Movement of a magnet due to repulsion (help)

Basically I was wondering if I was to place a magnet inside a tube sealed at both ends via two magnets (as the diagram shows) would the magnet keep on moving up and down or would it find a resting place. I think it would find a resting place but then I also thought there will also be gravity acting on it when it was falling down and I wondered if that would make a difference. Also If it would find a resting place is there anyway I could stop it from doing so without an external power source.http://img535.imageshack.us/img535/7071/diagramv.png

 sambristol Feb18-12 07:12 AM

Re: Movement of a magnet due to repulsion (help)

It will find a 'resting place' where the effect of gravity is balanced by the magnetic repulsion but it will oscillate for a while until the oscillation is damped by a) air resistance and b) magnetic fields set up by opposing induced currents in the magnets – look up Lenz's law in a search engine

 Kieranlavelle Feb18-12 07:23 AM

Re: Movement of a magnet due to repulsion (help)

Ok thanks for your help I appreciate it.

 DarioC Feb18-12 02:36 PM

Re: Movement of a magnet due to repulsion (help)

If this is a real project you might want to use a pendulum instead.

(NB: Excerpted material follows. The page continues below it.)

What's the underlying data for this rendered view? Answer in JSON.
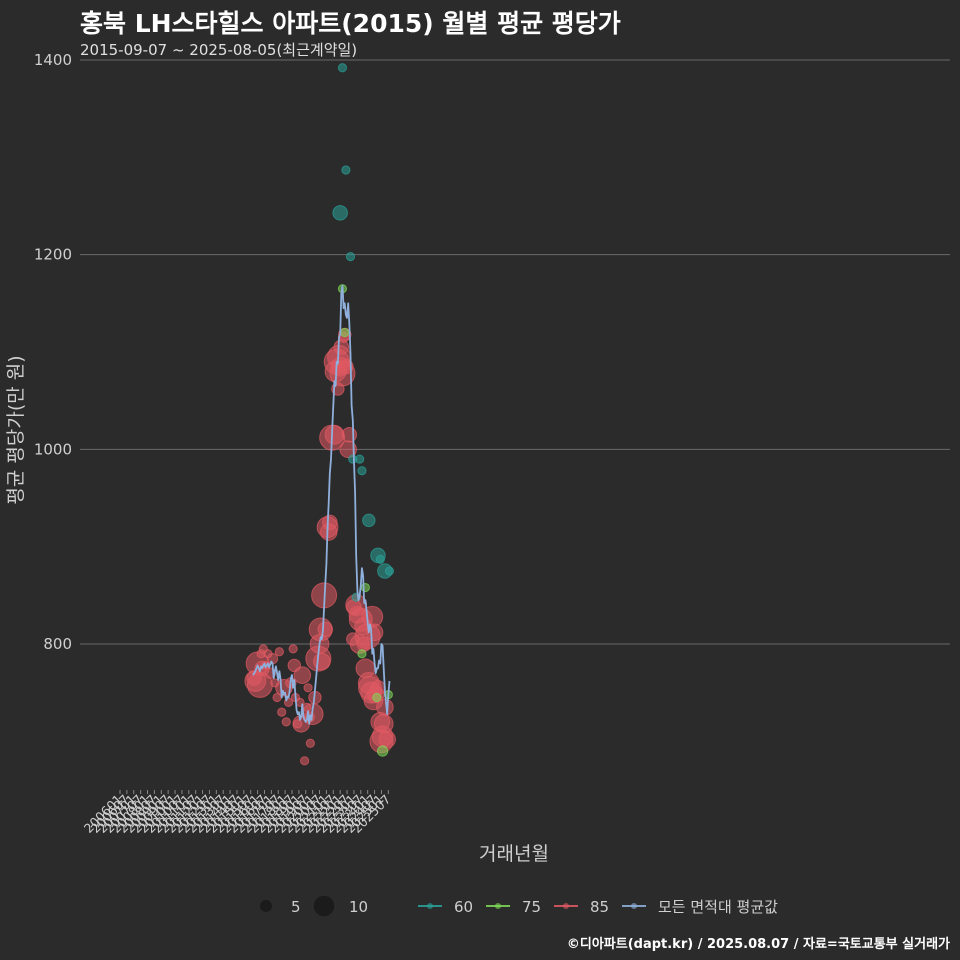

The tube has at least one problem. The magnet will try to turn over and doing so will cause friction against the sides of the tube or whatever guide you use. A pendulum will try to twist in a similar way, but should be easier to control with less of a friction problem.

DC

 Naty1 Feb18-12 02:46 PM

Re: Movement of a magnet due to repulsion (help)

I thought Earnshaw's theorem argues against a stable magnetic levitation...but I don't know the application scope of the theorem nor your assumptions about 'stabilizing' frictional forces.

http://en.wikipedia.org/wiki/Magnetic_levitation

Quote:
 Also If it would find a resting place is there anyway I could stop it from doing so without an external power
You can get some insights at the same link, above. Usually, absent friction, the issue is not stability but instability.....

In your diagram, my guess is that sufficient friction will likely cause a multiplicity of 'stable' resting places... but the less friction, the less stability.